Last week, the Kansas Senate approved a package of tax cuts and measures that would finally allow Kansans to benefit from the Federal Tax Cuts and Jobs Act (TCJA) of 2017 and eliminate state taxes on Social Security benefits and some pensions.  

Senate Bill 22, or the RELIEF Act, would allow Kansans to take itemized state deductions regardless of whether the standard deduction is claimed for federal income tax purposes. Victims of identity theft would not have to pay income taxes on fraudulent unemployment claims going to other people. In addition, it includes provisions to “decouple” state and federal income taxes. Social Security and retirement income would also be exempt from being taxed. 
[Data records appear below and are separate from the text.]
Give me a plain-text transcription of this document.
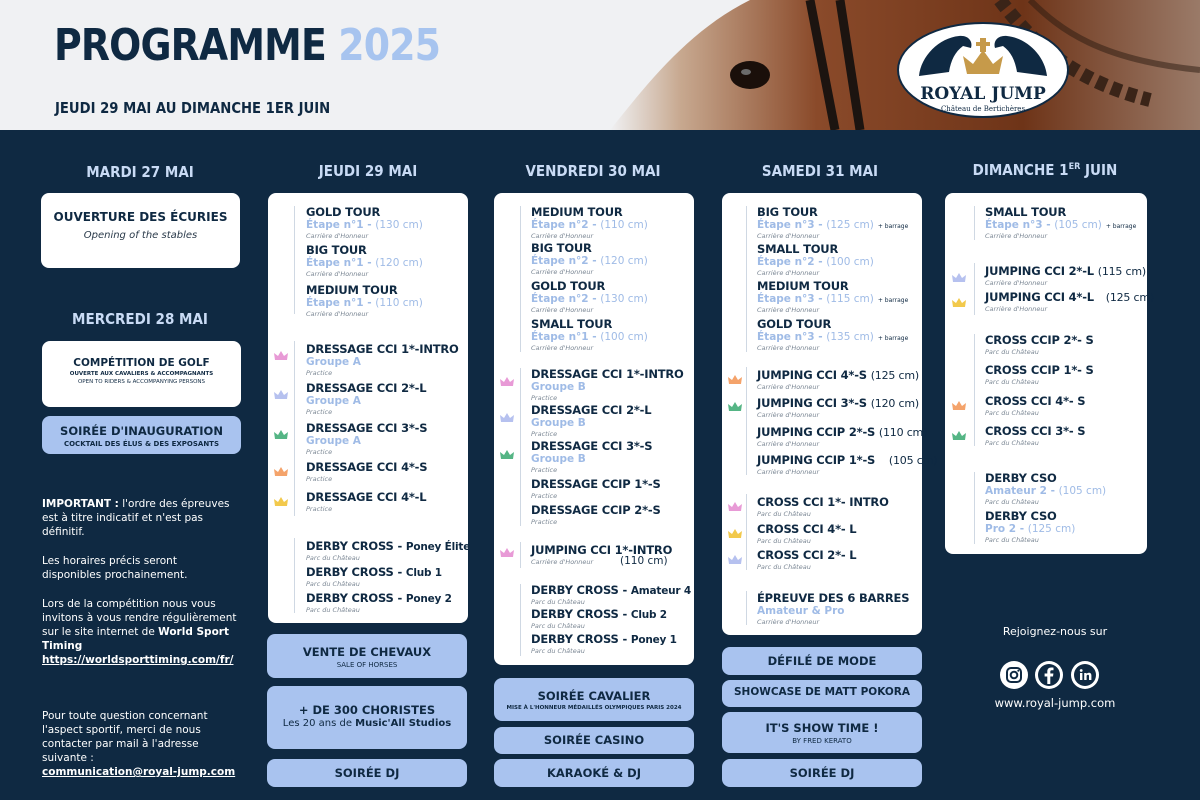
PROGRAMME 2025
JEUDI 29 MAI AU DIMANCHE 1ER JUIN
ROYAL JUMP
Château de Bertichères
MARDI 27 MAI	JEUDI 29 MAI	VENDREDI 30 MAI	SAMEDI 31 MAI	DIMANCHE 1ER JUIN
MERCREDI 28 MAI
OUVERTURE DES ÉCURIES
Opening of the stables
COMPÉTITION DE GOLF
OUVERTE AUX CAVALIERS & ACCOMPAGNANTS
OPEN TO RIDERS & ACCOMPANYING PERSONS
SOIRÉE D'INAUGURATION
COCKTAIL DES ÉLUS & DES EXPOSANTS
IMPORTANT : l'ordre des épreuves est à titre indicatif et n'est pas définitif.
Les horaires précis seront disponibles prochainement.
Lors de la compétition nous vous invitons à vous rendre régulièrement sur le site internet de World Sport Timing
https://worldsporttiming.com/fr/
Pour toute question concernant l'aspect sportif, merci de nous contacter par mail à l'adresse suivante :
communication@royal-jump.com
GOLD TOUR
Étape n°1 - (130 cm)
Carrière d'Honneur
BIG TOUR
Étape n°1 - (120 cm)
Carrière d'Honneur
MEDIUM TOUR
Étape n°1 - (110 cm)
Carrière d'Honneur
DRESSAGE CCI 1*-INTRO
Groupe A
Practice
DRESSAGE CCI 2*-L
Groupe A
Practice
DRESSAGE CCI 3*-S
Groupe A
Practice
DRESSAGE CCI 4*-S
Practice
DRESSAGE CCI 4*-L
Practice
DERBY CROSS - Poney Élite
Parc du Château
DERBY CROSS - Club 1
Parc du Château
DERBY CROSS - Poney 2
Parc du Château
VENTE DE CHEVAUX
SALE OF HORSES
+ DE 300 CHORISTES
Les 20 ans de Music'All Studios
SOIRÉE DJ
MEDIUM TOUR
Étape n°2 - (110 cm)
Carrière d'Honneur
BIG TOUR
Étape n°2 - (120 cm)
Carrière d'Honneur
GOLD TOUR
Étape n°2 - (130 cm)
Carrière d'Honneur
SMALL TOUR
Étape n°1 - (100 cm)
Carrière d'Honneur
DRESSAGE CCI 1*-INTRO
Groupe B
Practice
DRESSAGE CCI 2*-L
Groupe B
Practice
DRESSAGE CCI 3*-S
Groupe B
Practice
DRESSAGE CCIP 1*-S
Practice
DRESSAGE CCIP 2*-S
Practice
JUMPING CCI 1*-INTRO
Carrière d'Honneur	(110 cm)
DERBY CROSS - Amateur 4
Parc du Château
DERBY CROSS - Club 2
Parc du Château
DERBY CROSS - Poney 1
Parc du Château
SOIRÉE CAVALIER
MISE À L'HONNEUR MÉDAILLÉS OLYMPIQUES PARIS 2024
SOIRÉE CASINO
KARAOKÉ & DJ
BIG TOUR
Étape n°3 - (125 cm) + barrage
Carrière d'Honneur
SMALL TOUR
Étape n°2 - (100 cm)
Carrière d'Honneur
MEDIUM TOUR
Étape n°3 - (115 cm) + barrage
Carrière d'Honneur
GOLD TOUR
Étape n°3 - (135 cm) + barrage
Carrière d'Honneur
JUMPING CCI 4*-S (125 cm)
Carrière d'Honneur
JUMPING CCI 3*-S (120 cm)
Carrière d'Honneur
JUMPING CCIP 2*-S (110 cm)
Carrière d'Honneur
JUMPING CCIP 1*-S (105 cm)
Carrière d'Honneur
CROSS CCI 1*- INTRO
Parc du Château
CROSS CCI 4*- L
Parc du Château
CROSS CCI 2*- L
Parc du Château
ÉPREUVE DES 6 BARRES
Amateur & Pro
Carrière d'Honneur
DÉFILÉ DE MODE
SHOWCASE DE MATT POKORA
IT'S SHOW TIME !
BY FRED KERATO
SOIRÉE DJ
SMALL TOUR
Étape n°3 - (105 cm) + barrage
Carrière d'Honneur
JUMPING CCI 2*-L (115 cm)
Carrière d'Honneur
JUMPING CCI 4*-L (125 cm)
Carrière d'Honneur
CROSS CCIP 2*- S
Parc du Château
CROSS CCIP 1*- S
Parc du Château
CROSS CCI 4*- S
Parc du Château
CROSS CCI 3*- S
Parc du Château
DERBY CSO
Amateur 2 - (105 cm)
Parc du Château
DERBY CSO
Pro 2 - (125 cm)
Parc du Château
Rejoignez-nous sur
www.royal-jump.com
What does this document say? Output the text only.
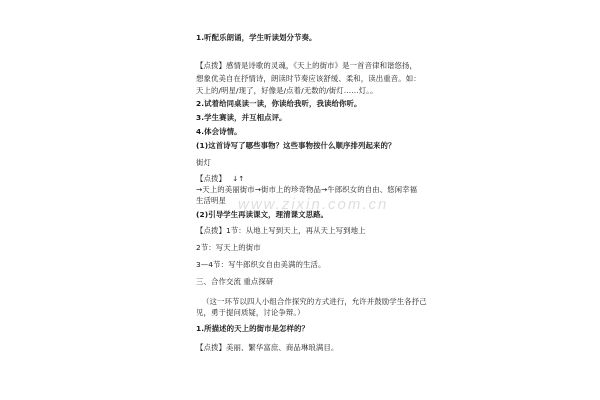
1.听配乐朗诵，学生听读划分节奏。
【点拨】感情是诗歌的灵魂，《天上的街市》是一首音律和谐悠扬，
想象优美自在抒情诗，朗读时节奏应该舒缓、柔和，读出重音。如：
天上的/明星/现了，好像是/点着/无数的/街灯……灯。。
2.试着给同桌读一读，你读给我听，我读给你听。
3.学生赛读，并互相点评。
4.体会诗情。
(1)这首诗写了哪些事物？这些事物按什么顺序排列起来的？
街灯
【点拨】 ↓↑
→天上的美丽街市→街市上的珍奇物品→牛郎织女的自由、悠闲幸福
生活明星
(2)引导学生再读课文，理清课文思路。
【点拨】1节：从地上写到天上，再从天上写到地上
2节：写天上的街市
3—4节：写牛郎织女自由美满的生活。
三、合作交流 重点探研
（这一环节以四人小组合作探究的方式进行，允许并鼓励学生各抒己
见，勇于提问质疑，讨论争辩。）
1.所描述的天上的街市是怎样的？
【点拨】美丽、繁华富庶、商品琳琅满目。
www.zixin.com.cn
The TCJA was signed into law three years ago by former-President Trump in December 2017 and many states have already changed their tax codes to conform to the federal changes. However, Kansas has not. In fact, nearly two years ago, the legislature brought forth a measure similar to SB 22 that would have allowed Kansas to conform with the federal tax code, but Gov. Kelly vetoed it. As a result, Kansans have been paying more in taxes than they should be.  

A majority of Republicans showed overwhelming approval for the bill, citing that it would provide taxpayers and business owners relief after they started paying more taxes in the federal tax code. Among those praising the legislation is Sen. Caryn Tyson, Chair of the Committee on Assessment and Taxation. “It allows Kansas taxpayers to get the money that they were meant to get in the first place,” said Sen. Tyson. She even suggested calling it a tax increase every time Gov. Kelly vetoes one of these bills.  

Almost every state has taken action to adjust their state tax codes following the recent changes to the federal tax code.